Every year, as we flow through graduation season, I like to take a look at PayScale’s College Salary Report – which takes a look at a variety of statistics for different college majors. The chart just lists the top ten majors, with starting and mid-career median pay figures, though the larger table has a list of many degrees from Dietetics to Art to Criminal Justice to Agriculture. It covers a lot of different degrees, even though the top ten list seems to be filled with engineers.
As always, these lists are tricky because what might be the best when you enter school may not be the best when you graduate. Perfect example was when I started school in 1998 – computer science was sizzling hot as the dot com boomed like crazy.

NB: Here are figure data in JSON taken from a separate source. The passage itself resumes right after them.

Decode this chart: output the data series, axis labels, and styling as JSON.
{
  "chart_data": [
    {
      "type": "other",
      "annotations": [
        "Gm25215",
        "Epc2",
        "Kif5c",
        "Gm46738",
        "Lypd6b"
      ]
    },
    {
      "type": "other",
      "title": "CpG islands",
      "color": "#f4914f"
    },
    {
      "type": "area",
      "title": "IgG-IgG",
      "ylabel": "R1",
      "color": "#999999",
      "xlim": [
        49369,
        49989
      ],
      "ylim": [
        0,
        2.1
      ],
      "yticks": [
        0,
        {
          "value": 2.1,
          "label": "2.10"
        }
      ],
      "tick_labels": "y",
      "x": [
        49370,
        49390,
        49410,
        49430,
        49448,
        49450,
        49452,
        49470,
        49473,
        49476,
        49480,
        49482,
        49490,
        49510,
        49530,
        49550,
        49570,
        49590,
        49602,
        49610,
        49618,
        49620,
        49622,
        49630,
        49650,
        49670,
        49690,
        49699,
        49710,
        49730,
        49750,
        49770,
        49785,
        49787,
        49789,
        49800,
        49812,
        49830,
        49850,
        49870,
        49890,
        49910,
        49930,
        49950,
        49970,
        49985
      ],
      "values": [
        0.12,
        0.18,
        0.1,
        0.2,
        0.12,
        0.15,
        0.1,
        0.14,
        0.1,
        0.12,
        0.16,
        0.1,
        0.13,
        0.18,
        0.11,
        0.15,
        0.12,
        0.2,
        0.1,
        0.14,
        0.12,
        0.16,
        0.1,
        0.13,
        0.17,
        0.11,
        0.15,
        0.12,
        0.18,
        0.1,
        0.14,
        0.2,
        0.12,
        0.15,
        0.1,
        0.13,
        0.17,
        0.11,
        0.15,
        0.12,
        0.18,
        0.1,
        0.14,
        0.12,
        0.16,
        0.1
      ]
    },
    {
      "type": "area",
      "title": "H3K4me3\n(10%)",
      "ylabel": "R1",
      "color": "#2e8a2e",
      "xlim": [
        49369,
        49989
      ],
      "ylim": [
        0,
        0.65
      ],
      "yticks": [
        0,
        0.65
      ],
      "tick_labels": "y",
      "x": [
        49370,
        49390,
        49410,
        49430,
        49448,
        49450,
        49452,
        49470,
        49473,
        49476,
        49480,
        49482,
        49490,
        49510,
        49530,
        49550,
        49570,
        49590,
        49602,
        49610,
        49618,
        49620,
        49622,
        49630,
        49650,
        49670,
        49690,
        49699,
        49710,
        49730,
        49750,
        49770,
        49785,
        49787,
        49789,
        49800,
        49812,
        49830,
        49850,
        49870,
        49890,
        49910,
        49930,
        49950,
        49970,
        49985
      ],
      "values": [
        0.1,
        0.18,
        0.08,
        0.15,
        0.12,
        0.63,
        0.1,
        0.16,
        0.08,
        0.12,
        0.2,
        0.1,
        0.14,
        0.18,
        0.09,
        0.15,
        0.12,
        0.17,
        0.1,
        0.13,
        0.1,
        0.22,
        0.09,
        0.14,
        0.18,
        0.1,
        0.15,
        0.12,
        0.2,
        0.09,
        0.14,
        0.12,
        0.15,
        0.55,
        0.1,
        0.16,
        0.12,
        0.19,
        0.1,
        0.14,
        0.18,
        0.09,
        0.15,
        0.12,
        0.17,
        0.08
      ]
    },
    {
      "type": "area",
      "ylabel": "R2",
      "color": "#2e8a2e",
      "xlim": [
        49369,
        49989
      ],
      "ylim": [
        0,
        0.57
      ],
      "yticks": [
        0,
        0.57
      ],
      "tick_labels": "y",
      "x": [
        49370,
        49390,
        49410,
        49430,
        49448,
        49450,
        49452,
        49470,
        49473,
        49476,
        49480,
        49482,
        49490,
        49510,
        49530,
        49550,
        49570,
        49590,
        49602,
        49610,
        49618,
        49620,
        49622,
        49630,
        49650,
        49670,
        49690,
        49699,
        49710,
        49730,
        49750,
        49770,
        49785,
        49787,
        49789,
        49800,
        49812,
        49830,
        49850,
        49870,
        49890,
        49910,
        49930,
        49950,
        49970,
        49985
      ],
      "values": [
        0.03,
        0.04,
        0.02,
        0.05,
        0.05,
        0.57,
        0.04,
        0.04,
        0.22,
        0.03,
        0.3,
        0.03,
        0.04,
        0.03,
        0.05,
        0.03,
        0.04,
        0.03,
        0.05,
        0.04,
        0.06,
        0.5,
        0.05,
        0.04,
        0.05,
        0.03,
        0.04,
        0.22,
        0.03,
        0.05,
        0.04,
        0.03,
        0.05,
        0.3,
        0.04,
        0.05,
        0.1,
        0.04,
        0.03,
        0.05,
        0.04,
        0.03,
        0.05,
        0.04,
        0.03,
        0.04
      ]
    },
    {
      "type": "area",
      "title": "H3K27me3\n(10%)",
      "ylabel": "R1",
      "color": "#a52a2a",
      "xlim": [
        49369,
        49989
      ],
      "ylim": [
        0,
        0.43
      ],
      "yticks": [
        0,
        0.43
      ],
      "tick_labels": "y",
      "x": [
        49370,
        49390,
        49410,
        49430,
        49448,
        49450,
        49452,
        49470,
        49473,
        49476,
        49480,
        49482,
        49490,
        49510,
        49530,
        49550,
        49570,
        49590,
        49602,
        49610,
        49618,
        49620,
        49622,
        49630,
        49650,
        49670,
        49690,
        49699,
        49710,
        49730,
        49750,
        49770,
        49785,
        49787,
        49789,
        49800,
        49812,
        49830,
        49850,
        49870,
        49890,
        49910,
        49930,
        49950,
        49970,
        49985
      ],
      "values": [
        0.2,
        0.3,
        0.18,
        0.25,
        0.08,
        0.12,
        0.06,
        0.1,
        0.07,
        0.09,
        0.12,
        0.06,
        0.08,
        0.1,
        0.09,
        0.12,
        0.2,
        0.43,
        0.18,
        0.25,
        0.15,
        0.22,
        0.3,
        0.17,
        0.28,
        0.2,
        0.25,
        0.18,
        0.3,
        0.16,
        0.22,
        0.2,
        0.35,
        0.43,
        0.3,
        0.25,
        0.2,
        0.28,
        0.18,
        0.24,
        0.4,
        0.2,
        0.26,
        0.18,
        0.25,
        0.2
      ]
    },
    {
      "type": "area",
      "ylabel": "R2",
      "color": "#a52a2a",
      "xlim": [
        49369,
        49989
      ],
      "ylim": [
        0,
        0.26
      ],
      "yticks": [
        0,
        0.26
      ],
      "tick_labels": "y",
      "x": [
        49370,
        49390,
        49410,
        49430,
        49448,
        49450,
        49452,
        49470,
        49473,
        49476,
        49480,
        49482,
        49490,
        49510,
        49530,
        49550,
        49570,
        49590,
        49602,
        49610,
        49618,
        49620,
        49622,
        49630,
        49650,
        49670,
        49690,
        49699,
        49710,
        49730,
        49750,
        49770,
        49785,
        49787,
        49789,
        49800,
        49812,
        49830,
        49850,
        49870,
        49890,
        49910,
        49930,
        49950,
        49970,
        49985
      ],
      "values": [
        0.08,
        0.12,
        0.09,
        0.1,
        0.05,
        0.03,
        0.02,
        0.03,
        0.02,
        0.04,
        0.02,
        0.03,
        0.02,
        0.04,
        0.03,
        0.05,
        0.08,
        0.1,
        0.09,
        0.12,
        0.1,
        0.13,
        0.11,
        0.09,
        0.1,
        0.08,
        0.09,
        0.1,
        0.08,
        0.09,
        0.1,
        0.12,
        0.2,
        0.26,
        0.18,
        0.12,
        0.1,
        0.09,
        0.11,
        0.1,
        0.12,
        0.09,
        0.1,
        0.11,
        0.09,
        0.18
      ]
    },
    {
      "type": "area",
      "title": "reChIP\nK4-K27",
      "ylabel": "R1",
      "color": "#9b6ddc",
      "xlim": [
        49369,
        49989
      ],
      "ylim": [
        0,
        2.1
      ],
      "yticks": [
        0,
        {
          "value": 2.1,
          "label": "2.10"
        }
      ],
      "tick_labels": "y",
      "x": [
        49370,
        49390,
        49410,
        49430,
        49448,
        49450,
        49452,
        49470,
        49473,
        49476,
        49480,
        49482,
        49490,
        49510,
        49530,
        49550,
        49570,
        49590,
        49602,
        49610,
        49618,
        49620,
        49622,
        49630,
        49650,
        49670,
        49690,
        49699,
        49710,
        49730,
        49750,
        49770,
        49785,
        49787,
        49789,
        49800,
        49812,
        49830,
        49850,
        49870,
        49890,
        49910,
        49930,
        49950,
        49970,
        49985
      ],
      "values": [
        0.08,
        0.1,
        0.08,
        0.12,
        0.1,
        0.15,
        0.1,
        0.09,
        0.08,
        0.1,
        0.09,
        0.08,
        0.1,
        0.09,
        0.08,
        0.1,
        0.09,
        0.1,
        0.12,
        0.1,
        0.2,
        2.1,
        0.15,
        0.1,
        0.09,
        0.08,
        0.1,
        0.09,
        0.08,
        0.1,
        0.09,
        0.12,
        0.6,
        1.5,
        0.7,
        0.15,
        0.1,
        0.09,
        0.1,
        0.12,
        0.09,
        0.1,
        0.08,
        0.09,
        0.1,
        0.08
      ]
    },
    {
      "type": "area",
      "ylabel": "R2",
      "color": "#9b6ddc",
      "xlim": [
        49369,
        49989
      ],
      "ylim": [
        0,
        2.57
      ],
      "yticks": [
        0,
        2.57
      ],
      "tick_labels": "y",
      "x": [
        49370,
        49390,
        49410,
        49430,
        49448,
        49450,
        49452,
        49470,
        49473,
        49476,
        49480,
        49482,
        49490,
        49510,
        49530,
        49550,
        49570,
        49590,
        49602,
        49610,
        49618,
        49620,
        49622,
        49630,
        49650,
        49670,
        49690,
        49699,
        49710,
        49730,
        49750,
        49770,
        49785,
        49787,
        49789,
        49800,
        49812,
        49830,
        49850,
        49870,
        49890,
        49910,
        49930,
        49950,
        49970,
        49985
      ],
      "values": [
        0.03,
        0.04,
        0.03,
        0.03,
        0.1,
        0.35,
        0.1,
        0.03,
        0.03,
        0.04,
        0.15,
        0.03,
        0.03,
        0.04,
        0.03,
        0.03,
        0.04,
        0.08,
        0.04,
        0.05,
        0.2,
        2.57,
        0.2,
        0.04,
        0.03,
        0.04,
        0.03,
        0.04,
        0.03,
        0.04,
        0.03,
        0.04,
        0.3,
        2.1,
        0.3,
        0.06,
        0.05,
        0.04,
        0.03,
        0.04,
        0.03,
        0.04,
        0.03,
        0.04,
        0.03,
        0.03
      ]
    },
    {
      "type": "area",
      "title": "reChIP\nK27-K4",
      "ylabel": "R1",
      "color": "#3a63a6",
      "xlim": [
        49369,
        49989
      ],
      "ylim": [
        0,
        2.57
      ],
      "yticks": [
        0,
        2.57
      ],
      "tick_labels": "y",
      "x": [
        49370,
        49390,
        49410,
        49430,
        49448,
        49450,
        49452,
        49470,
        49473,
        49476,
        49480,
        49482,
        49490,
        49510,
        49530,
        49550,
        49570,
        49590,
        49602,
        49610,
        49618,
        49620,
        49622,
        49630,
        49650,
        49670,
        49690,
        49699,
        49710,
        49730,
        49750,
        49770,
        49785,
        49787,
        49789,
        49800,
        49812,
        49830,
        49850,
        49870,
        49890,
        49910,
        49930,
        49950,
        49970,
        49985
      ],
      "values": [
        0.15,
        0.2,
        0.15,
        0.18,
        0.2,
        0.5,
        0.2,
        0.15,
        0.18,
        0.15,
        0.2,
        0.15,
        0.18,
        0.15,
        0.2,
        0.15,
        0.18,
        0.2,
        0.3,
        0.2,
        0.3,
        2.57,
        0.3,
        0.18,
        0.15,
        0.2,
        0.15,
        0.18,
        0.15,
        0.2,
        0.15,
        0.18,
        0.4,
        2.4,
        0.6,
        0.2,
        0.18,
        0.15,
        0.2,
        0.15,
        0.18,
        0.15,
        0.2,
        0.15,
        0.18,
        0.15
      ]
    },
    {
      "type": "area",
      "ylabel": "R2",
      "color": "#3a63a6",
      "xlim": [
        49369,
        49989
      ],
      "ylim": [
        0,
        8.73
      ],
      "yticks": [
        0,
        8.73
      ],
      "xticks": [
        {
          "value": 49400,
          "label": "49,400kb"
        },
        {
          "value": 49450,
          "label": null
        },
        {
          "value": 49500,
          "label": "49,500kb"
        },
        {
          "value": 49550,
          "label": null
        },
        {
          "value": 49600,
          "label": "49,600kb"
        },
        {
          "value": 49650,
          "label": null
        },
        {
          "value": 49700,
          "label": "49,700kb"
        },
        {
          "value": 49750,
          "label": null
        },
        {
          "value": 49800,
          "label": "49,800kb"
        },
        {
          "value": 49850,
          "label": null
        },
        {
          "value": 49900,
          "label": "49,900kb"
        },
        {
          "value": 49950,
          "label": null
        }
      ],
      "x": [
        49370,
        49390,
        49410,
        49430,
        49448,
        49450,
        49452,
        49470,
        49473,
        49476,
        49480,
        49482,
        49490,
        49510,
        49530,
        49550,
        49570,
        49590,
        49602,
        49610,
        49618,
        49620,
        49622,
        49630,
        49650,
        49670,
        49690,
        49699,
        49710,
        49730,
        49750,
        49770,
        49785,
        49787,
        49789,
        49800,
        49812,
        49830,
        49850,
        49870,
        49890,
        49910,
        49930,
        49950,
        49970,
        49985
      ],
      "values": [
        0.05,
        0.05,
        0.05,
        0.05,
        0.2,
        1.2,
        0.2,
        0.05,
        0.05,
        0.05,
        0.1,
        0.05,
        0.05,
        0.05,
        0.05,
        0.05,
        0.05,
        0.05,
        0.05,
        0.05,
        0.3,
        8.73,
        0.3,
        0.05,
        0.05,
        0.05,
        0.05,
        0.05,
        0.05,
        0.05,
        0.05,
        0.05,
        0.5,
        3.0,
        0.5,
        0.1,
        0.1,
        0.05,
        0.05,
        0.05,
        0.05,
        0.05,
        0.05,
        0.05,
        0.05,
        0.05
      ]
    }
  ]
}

By 2001, it had famously burst. I was happy to graduate a semester early in December of 2001, only to be rewarded with one of the worst job markets, at the time, since the 80s. Congratulations… good luck finding a job pal (I chickened out and went to graduate school).

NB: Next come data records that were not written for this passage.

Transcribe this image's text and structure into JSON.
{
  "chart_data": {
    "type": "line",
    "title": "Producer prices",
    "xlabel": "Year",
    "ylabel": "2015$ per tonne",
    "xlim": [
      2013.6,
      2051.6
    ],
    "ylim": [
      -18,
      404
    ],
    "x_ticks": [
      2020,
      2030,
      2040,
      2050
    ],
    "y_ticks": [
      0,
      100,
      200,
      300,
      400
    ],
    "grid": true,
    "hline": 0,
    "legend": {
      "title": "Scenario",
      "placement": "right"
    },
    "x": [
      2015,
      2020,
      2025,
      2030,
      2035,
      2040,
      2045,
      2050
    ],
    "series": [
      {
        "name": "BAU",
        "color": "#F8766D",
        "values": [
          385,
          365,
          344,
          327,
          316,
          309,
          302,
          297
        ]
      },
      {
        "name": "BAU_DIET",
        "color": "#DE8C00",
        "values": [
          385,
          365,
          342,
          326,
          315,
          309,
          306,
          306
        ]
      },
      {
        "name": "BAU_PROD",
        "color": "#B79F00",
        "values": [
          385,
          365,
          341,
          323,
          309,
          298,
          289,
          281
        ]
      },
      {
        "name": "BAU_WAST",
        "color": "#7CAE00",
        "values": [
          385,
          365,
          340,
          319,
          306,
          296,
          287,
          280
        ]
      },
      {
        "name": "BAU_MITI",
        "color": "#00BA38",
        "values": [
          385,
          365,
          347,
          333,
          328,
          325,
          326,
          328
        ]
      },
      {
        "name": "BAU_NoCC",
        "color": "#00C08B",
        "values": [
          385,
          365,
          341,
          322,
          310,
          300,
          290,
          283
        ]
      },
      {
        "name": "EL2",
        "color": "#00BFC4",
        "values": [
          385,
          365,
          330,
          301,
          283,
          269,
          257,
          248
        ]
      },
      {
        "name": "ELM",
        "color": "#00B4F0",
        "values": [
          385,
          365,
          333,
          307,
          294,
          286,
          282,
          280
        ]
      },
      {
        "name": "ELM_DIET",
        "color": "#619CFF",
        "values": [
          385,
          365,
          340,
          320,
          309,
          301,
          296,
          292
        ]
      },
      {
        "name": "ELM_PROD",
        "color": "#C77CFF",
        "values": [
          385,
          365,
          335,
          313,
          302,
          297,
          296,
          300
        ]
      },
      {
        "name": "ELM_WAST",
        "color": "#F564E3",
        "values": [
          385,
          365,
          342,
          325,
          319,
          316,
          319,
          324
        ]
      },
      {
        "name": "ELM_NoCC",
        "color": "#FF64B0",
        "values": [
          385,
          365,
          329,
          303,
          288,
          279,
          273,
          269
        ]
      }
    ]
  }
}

From 2006  – 2008 , the top major was chemical engineering. That degree gave up the title to Aerospace Engineering the following year. This year, both were eclipsed by Petroleum Engineering. In fact, if you compare the following chart to last year  – you’ll notice that the petrol majors zoomed ahead (look at the X scale).

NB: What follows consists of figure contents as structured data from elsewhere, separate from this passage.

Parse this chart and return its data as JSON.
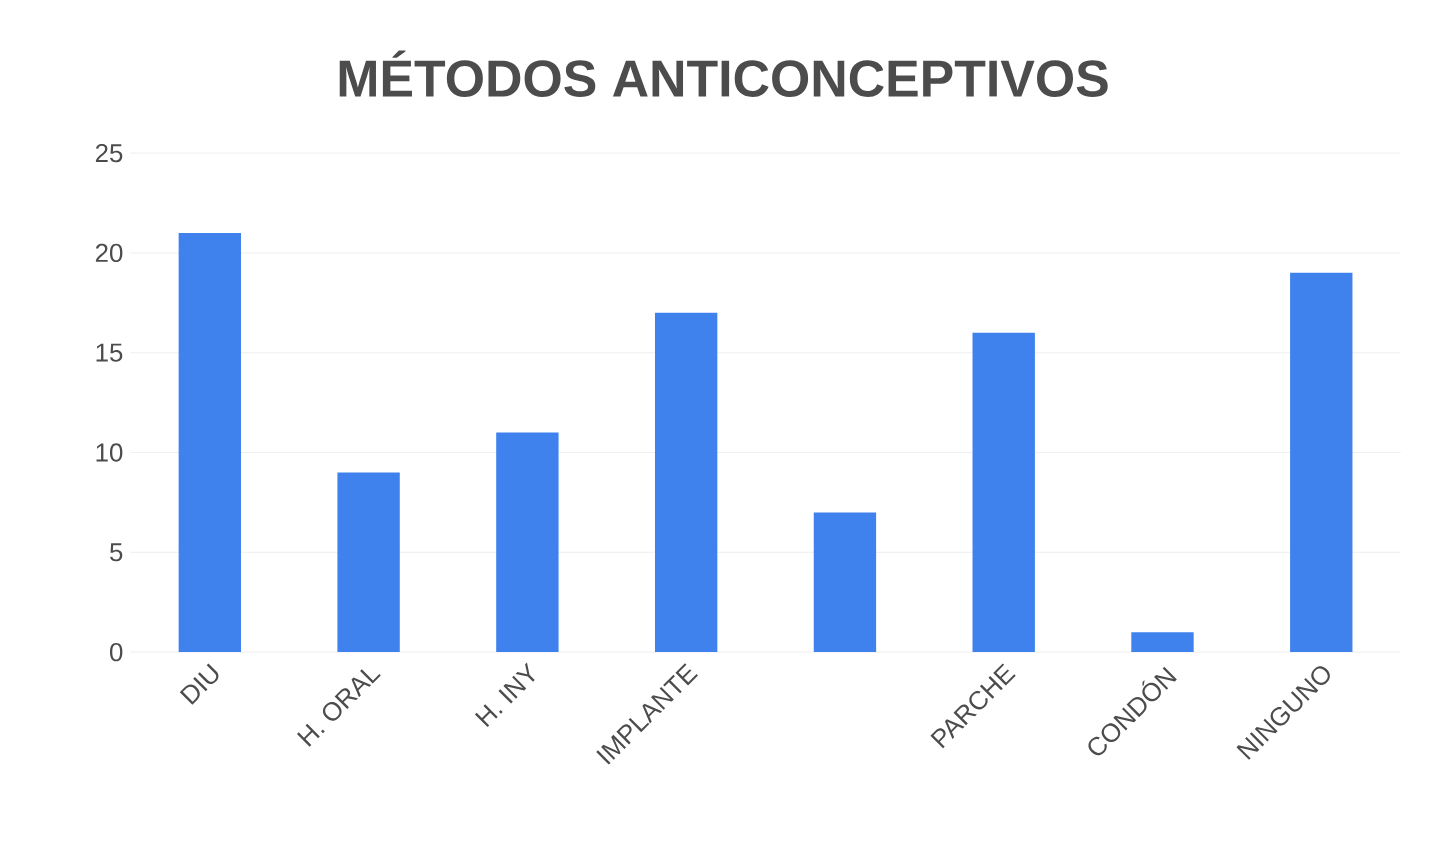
{
  "chart_data": {
    "type": "bar",
    "title": "MÉTODOS ANTICONCEPTIVOS",
    "categories": [
      "DIU",
      "H. ORAL",
      "H. INY",
      "IMPLANTE",
      null,
      "PARCHE",
      "CONDÓN",
      "NINGUNO"
    ],
    "values": [
      21,
      9,
      11,
      17,
      7,
      16,
      1,
      19
    ],
    "color": "#3f82ee",
    "ylim": [
      0,
      25
    ],
    "yticks": [
      0,
      5,
      10,
      15,
      20,
      25
    ],
    "grid": "y"
  }
}
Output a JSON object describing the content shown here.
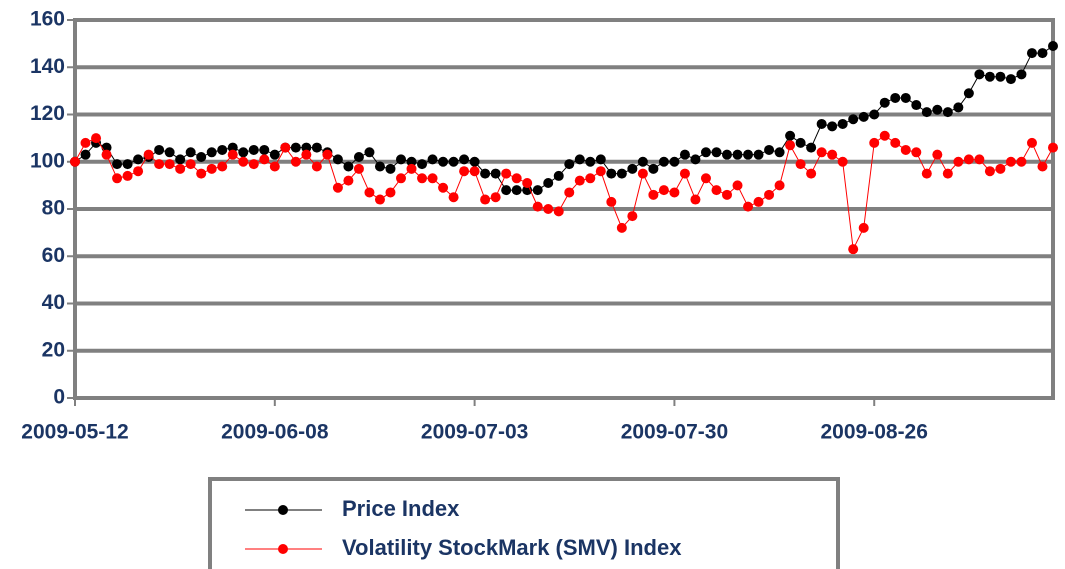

Annual pay for Bachelors graduates without higher degrees. Typical starting graduates have 2 years of experience; mid-career have 15 years. See full methodology  for more.
As you’ll see, chemical and aerospace engineers had similar salaries to last year – petrol engineers zoomed ahead to touch near $160,000 by mid-career (15 years of experience). Computer science (computer engineering) is still in the top ten!
What’s the lesson from this chart? Engineers get paid.